KindLM lets you assert both, and it lets you mock the tool so the decision is deterministic. The mock response lives on the test, and argsMatch checks the arguments the model produced.
tests:
- name: creates-ticket-with-valid-args
prompt: classify
vars:
ticket: "App crashes on launch after the update."
tools:
- name: create_ticket
description: Persist a triaged ticket
defaultResponse: { id: "TKT-1001", status: "created" }
expect:
toolCalls:
- tool: create_ticket
argsMatch:
category: technical
output:
format: json
schemaFile: ./schemas/ticket.schema.json
argsMatch is a partial match, so you assert the fields you care about without pinning the whole object. One note on ordering, because it is easy to assume otherwise: a plain toolCalls list checks presence only, not sequence. If order matters, set a numeric order: on the entries or toolCallsOrdered: true.
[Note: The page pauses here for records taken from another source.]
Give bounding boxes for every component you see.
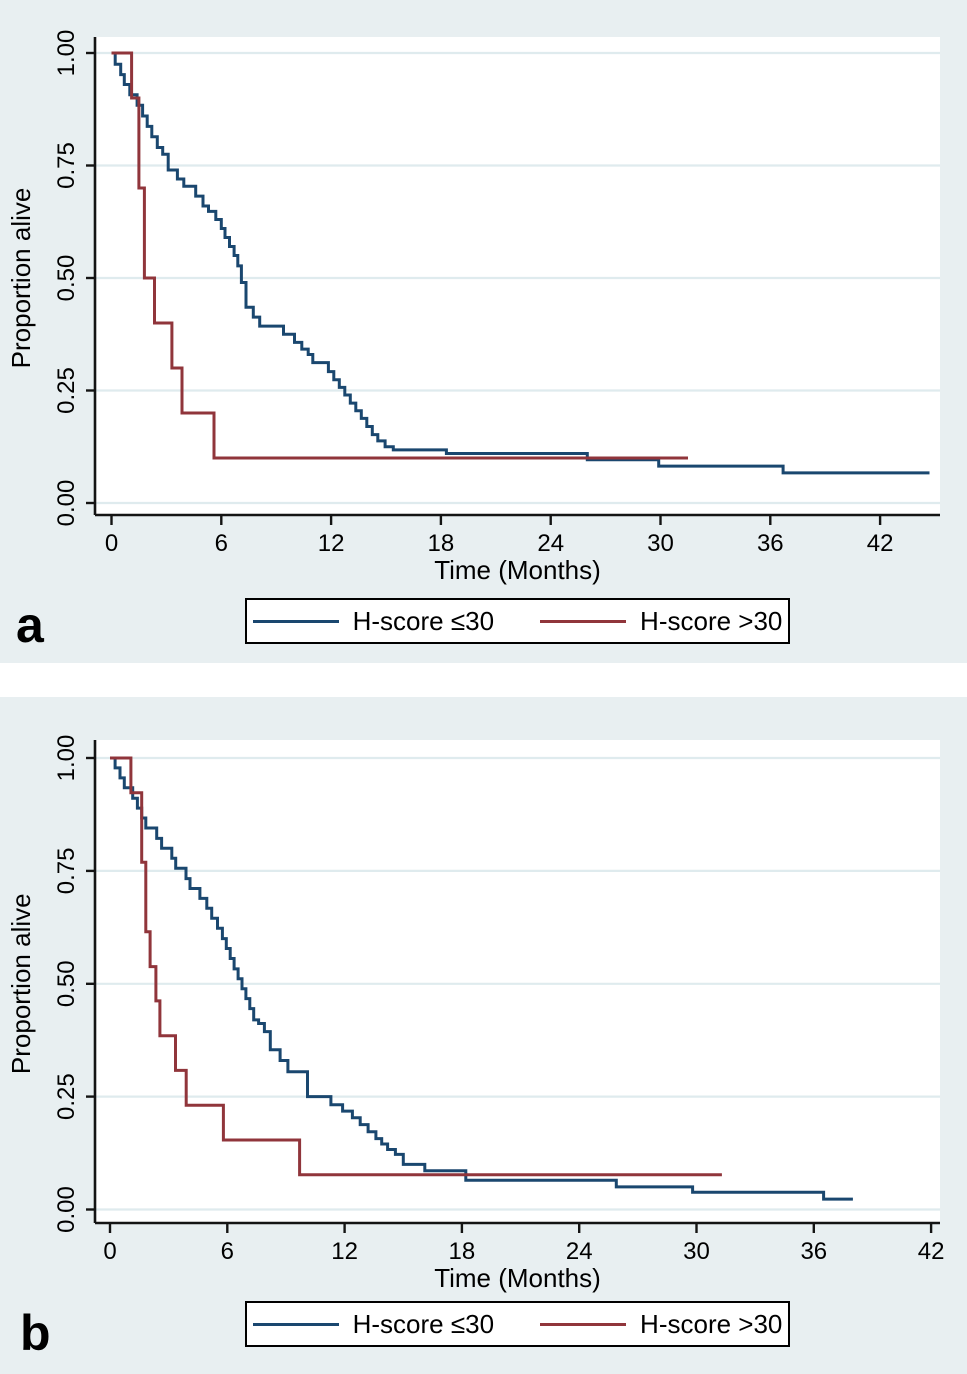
y-tick-label: 0.00 (53, 1186, 80, 1233)
x-tick-label: 18 (449, 1238, 476, 1265)
x-tick-label: 12 (318, 530, 345, 557)
y-tick-label: 0.75 (53, 848, 80, 895)
km-chart-a: 0 6 12 18 24 30 36 42 0.00 0.25 0.50 0.75 1.00 Time (… (6, 30, 940, 585)
survival-curve-hscore-high (111, 51, 688, 460)
legend-b: H-score ≤30 H-score >30 (245, 1301, 790, 1347)
legend-label-high: H-score >30 (640, 1308, 783, 1339)
plot-area (95, 37, 940, 515)
x-tick-label: 30 (647, 530, 674, 557)
x-tick-label: 6 (221, 1238, 234, 1265)
y-tick-label: 0.25 (53, 367, 80, 414)
panel-b: 0 6 12 18 24 30 36 42 0.00 0.25 0.50 0.75 1.00 Time (… (0, 697, 967, 1374)
legend-label-high: H-score >30 (640, 605, 783, 636)
legend-line-low-icon (252, 1322, 339, 1326)
y-tick-label: 0.50 (53, 255, 80, 302)
x-tick-label: 12 (331, 1238, 358, 1265)
y-axis-title: Proportion alive (6, 188, 36, 369)
x-tick-label: 18 (428, 530, 455, 557)
panel-a: 0 6 12 18 24 30 36 42 0.00 0.25 0.50 0.75 1.00 Time (… (0, 0, 967, 663)
panel-label-b: b (20, 1305, 51, 1361)
panel-label-a: a (16, 597, 44, 653)
y-tick-label: 0.75 (53, 142, 80, 189)
km-chart-b: 0 6 12 18 24 30 36 42 0.00 0.25 0.50 0.75 1.00 Time (… (6, 735, 945, 1293)
x-tick-label: 30 (683, 1238, 710, 1265)
legend-label-low: H-score ≤30 (352, 605, 495, 636)
legend-label-low: H-score ≤30 (352, 1308, 495, 1339)
x-axis-title: Time (Months) (434, 555, 601, 585)
legend-item-low: H-score ≤30 (252, 605, 495, 637)
x-axis-title: Time (Months) (434, 1263, 601, 1293)
panel-gap (0, 663, 967, 697)
y-tick-label: 1.00 (53, 30, 80, 77)
plot-area (95, 740, 940, 1223)
y-tick-label: 0.00 (53, 480, 80, 527)
legend-line-high-icon (540, 1322, 627, 1326)
legend-item-high: H-score >30 (540, 606, 782, 637)
x-tick-label: 36 (757, 530, 784, 557)
legend-a: H-score ≤30 H-score >30 (245, 598, 790, 644)
legend-line-low-icon (252, 619, 339, 623)
survival-curve-hscore-high (110, 756, 722, 1177)
x-tick-label: 42 (867, 530, 894, 557)
legend-line-high-icon (540, 619, 627, 623)
x-tick-label: 0 (103, 1238, 116, 1265)
x-tick-label: 6 (215, 530, 228, 557)
y-tick-label: 0.25 (53, 1073, 80, 1120)
x-tick-label: 36 (800, 1238, 827, 1265)
survival-curve-hscore-low (110, 756, 853, 1201)
y-tick-label: 0.50 (53, 960, 80, 1007)
legend-item-high: H-score >30 (540, 1309, 782, 1340)
x-tick-label: 24 (566, 1238, 593, 1265)
y-tick-label: 1.00 (53, 735, 80, 782)
x-tick-label: 42 (918, 1238, 945, 1265)
x-tick-label: 24 (537, 530, 564, 557)
y-axis-title: Proportion alive (6, 893, 36, 1074)
x-tick-label: 0 (105, 530, 118, 557)
survival-curve-hscore-low (111, 51, 930, 475)
legend-item-low: H-score ≤30 (252, 1308, 495, 1340)
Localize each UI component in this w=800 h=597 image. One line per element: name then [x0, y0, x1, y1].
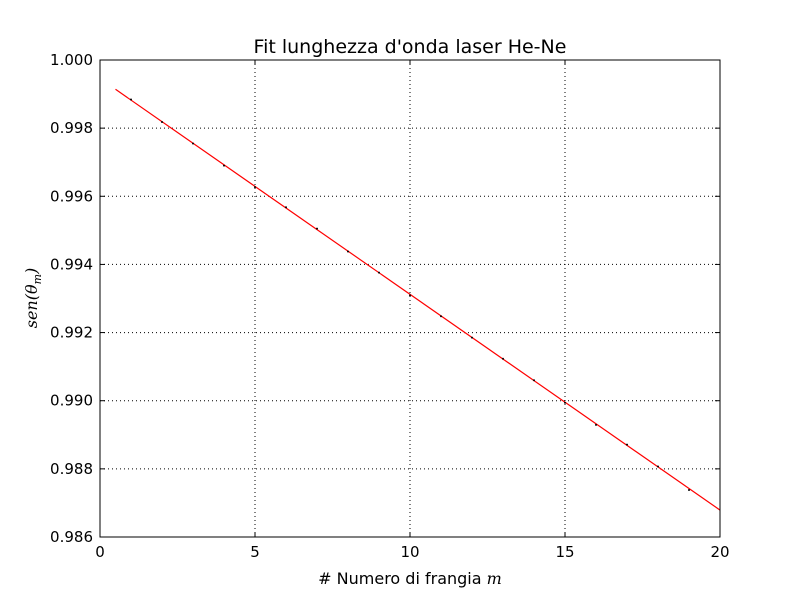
- grid: [100, 60, 720, 537]
- data-point: [378, 271, 380, 274]
- y-axis-label: sen(θm): [22, 268, 44, 329]
- data-point: [688, 488, 690, 491]
- x-axis-label: # Numero di frangia m: [318, 569, 502, 588]
- data-point: [347, 250, 349, 253]
- y-tick-label: 0.994: [50, 255, 93, 273]
- x-tick-label: 5: [250, 543, 260, 561]
- fit-line-layer: [115, 88, 721, 511]
- y-axis: 0.986 0.988 0.990 0.992 0.994 0.996 0.998 1.000: [50, 51, 720, 546]
- data-point: [161, 121, 163, 124]
- y-tick-label: 0.992: [50, 324, 93, 342]
- x-axis: 0 5 10 15 20: [95, 60, 730, 561]
- x-tick-label: 15: [555, 543, 574, 561]
- fit-line: [115, 88, 721, 511]
- x-tick-label: 20: [710, 543, 729, 561]
- data-points-layer: [130, 98, 690, 491]
- y-tick-label: 0.990: [50, 392, 93, 410]
- y-tick-label: 0.986: [50, 528, 93, 546]
- x-tick-label: 0: [95, 543, 105, 561]
- data-point: [223, 164, 225, 167]
- y-axis-label-sub: m: [31, 274, 44, 284]
- y-tick-label: 1.000: [50, 51, 93, 69]
- y-tick-label: 0.988: [50, 460, 93, 478]
- data-point: [254, 186, 256, 189]
- data-point: [533, 379, 535, 382]
- x-axis-label-math: m: [487, 569, 502, 588]
- y-tick-label: 0.996: [50, 187, 93, 205]
- chart-title: Fit lunghezza d'onda laser He-Ne: [254, 36, 567, 58]
- data-point: [564, 401, 566, 404]
- data-point: [409, 294, 411, 297]
- y-axis-label-close: ): [22, 268, 41, 275]
- data-point: [626, 443, 628, 446]
- y-tick-label: 0.998: [50, 119, 93, 137]
- data-point: [316, 227, 318, 230]
- y-axis-label-text: sen(θ: [22, 284, 41, 328]
- data-point: [130, 98, 132, 101]
- data-point: [502, 357, 504, 360]
- data-point: [285, 206, 287, 209]
- data-point: [471, 336, 473, 339]
- x-axis-label-text: # Numero di frangia: [318, 569, 486, 588]
- data-point: [192, 142, 194, 145]
- data-point: [595, 423, 597, 426]
- data-point: [440, 315, 442, 318]
- data-point: [657, 465, 659, 468]
- x-tick-label: 10: [400, 543, 419, 561]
Order is opt-in by design.
The takeaway
A schema validator does not make your agent smarter. It makes the day your agent gets quietly worse a loud day instead of a silent one. The whole value is moving the failure left, from a confused downstream service at 2 a.m. to a red check on a pull request, where it costs you a code review comment instead of an incident.
If your agent's output is read by a machine, write the schema down, point a validator at it, and set the gate to zero. The model will eventually return a number as a string. The only question is whether your CI catches it or your customer does.
References
- JSON Schema specification, json-schema.org (IETF drafts, 2020-12).
- Ajv (Another JSON Schema Validator), Evgeny Poberezkin, ajv.js.org.